Rakyat Aceh Butuh Kesejahteraan, Bukan Simbol dan Lambang

0
1052
Amir Hasan Nazri Al-Mujahid.
Dijual Rumah

Buktiperscom – Aceh Tamiang (Aceh)

Lebih 14 tahun sudah kesepahaman damai Aceh telah  ditandatangani melalui  memorandum of understanding (MoU),  namun kesejahteraan rakyat Aceh, sepertinya masih jauh dari harapan dan cita – cita.

Padahal, MoU yang ditandangani di Helsinky, Finlandia, pada 15 Agustus 2015, lalu, seharusnya menjadi momentum kebangkitan Aceh, pasca konflik.

Hal itu diungkapkan Amir Hasan Nazri Al-Mujahid, salah seorang tokoh masyarakat Kabupaten Aceh Tamiang, melalui pesan WhatsApp (WA), Jum’at (8/3/2019).

Melihat fenomena kekinian Aceh saat ini, tegasnya, Aceh butuh kesejahteraan, bukan simbol atau lambang semata.

“Kita selalu terjebak pada janji manis dan harapan palsu, kesejahteraan menjadi harapan yang tak kunjung tiba,” katanya

Sebaliknya, kebutuhan lambang dan simbol Aceh, malah diprioritaskan segelintir elit jelang tahun politik ini,” ujar Amir.

Menurut putra bungsu Almarhum Mayor Jenderal  Amir Husein Al-Mujahid itu, seharusnya kondisi Aceh pasca damai sudah harus sejahtera. Kesejahteraan sudah di depan mata, hanya saja, kita semua dibelenggu dengan persoalan simbolisme semata, katanya lagi.

Maksudnya, kata dia, segala daya hendaknya dipergunakan untuk membangun Aceh secara komprehensif dan tidak lagi disibukan, dengan memperdebatkan lambang atau simbol ke-Acehan yang sebenarnya belum menyentuh substansi kesejahteraan rakyat.

“Bendera Aceh, lambang, hymne dan lainnya penting. Tapi jauh lebih penting, mendongkrak perekonomian sehingga rakyat sejahtera,” ungkap Acang, sapaan akrab Amir Hasan Nazri.
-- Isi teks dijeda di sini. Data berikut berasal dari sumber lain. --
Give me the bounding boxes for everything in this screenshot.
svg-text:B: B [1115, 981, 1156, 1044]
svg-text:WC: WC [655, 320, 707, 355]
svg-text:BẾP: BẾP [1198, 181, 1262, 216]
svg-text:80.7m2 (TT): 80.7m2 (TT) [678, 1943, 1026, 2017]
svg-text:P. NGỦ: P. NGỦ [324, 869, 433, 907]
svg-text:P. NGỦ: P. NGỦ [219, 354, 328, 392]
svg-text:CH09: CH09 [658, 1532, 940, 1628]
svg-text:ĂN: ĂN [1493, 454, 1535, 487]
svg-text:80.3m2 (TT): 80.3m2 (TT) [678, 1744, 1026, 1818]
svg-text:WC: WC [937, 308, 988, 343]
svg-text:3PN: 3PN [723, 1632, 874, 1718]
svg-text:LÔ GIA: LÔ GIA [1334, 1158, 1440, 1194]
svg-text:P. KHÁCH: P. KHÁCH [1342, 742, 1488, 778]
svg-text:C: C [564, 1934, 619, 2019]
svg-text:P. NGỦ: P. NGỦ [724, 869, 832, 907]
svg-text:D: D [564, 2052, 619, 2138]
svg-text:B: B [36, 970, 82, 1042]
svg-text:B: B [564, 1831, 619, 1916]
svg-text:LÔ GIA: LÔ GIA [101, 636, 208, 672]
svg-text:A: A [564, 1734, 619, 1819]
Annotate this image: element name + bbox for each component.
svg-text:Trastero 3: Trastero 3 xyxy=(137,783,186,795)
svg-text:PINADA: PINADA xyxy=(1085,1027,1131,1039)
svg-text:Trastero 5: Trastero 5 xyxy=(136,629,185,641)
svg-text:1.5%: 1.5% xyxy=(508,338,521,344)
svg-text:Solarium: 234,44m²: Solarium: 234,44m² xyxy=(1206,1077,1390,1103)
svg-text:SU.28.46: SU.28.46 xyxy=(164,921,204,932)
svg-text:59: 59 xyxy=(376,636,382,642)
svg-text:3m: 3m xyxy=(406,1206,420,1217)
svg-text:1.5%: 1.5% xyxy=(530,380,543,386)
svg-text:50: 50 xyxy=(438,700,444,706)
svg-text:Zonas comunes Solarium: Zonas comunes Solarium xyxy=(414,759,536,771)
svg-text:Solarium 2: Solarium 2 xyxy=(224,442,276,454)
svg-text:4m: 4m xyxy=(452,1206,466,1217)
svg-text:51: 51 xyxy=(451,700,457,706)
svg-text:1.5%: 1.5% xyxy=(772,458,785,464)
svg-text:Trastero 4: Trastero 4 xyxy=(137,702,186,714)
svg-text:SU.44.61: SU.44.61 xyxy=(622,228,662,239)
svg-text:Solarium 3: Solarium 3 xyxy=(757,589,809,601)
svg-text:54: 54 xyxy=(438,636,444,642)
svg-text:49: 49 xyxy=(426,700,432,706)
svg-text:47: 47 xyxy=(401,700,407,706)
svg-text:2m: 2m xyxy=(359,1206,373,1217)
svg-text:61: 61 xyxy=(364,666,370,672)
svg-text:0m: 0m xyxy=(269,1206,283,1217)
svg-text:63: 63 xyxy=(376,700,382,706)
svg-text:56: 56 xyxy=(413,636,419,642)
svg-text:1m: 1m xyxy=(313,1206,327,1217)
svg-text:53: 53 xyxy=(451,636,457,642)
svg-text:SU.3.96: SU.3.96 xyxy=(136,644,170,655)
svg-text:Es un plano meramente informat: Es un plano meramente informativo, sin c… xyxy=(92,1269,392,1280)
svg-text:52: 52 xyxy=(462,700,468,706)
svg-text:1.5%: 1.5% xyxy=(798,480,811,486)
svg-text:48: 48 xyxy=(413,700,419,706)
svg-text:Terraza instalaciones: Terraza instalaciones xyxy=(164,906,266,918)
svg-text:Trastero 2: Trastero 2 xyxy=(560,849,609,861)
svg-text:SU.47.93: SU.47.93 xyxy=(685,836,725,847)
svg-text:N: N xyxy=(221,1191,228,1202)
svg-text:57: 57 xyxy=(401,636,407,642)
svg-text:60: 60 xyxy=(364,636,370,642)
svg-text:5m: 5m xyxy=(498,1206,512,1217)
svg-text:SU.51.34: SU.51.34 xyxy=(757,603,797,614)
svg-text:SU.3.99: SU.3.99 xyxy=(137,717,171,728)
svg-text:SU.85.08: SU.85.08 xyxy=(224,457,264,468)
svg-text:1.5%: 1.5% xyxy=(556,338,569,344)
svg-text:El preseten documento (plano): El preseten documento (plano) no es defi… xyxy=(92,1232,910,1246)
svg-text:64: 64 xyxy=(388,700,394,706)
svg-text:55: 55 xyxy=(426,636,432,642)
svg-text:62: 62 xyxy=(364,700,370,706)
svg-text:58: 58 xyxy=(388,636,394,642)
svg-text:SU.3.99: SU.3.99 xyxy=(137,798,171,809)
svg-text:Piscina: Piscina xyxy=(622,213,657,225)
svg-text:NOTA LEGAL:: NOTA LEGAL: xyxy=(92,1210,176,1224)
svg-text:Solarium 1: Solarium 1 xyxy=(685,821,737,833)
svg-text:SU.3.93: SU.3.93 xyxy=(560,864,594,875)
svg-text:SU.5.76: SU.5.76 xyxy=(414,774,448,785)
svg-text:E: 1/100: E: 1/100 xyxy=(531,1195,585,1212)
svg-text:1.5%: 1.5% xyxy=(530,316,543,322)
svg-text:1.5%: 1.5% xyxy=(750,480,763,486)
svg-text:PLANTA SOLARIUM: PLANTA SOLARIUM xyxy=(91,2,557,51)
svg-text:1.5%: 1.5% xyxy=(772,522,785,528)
Dia berharap kedepan,  pemangku kepentingan di tataran eksekutif dan legislatif Aceh, agar tidak lagi memperdebatkan simbolistik Aceh.  Akan tetapi bisa merajut kebersamaan dalam membangun Aceh yang  sejahtera, tandasnya.

Lebih lanjut, diungkapkan Amir,  para elit politik lokal Aceh, jangan lagi mengelukan simbol-simbol ke Acehan yang sebenarnya tidak dibutuhkan rakyat. Karena menurutnya, hal itu dikhawatirkan memicu memperkeruh suasana damai Aceh yang telah terbina selama ini.

“Ini tahun politik. Isu bendera dan simbol jangan lagi dijual. Jualanlah program, visi dan misi untuk membangun Aceh baru yang sejahtera atau New Aceh Sociaty,” tukas  cucu Raja Karang ini.

“Orang tua kami dahulu meninggalkan jabatan di pemerintahan, demi memperjuangkan hak-hak dan marwah Aceh. Bukan malah dengan alasan perjuangan, kemudian mendapatkan jabatan tertentu,” tutupnya.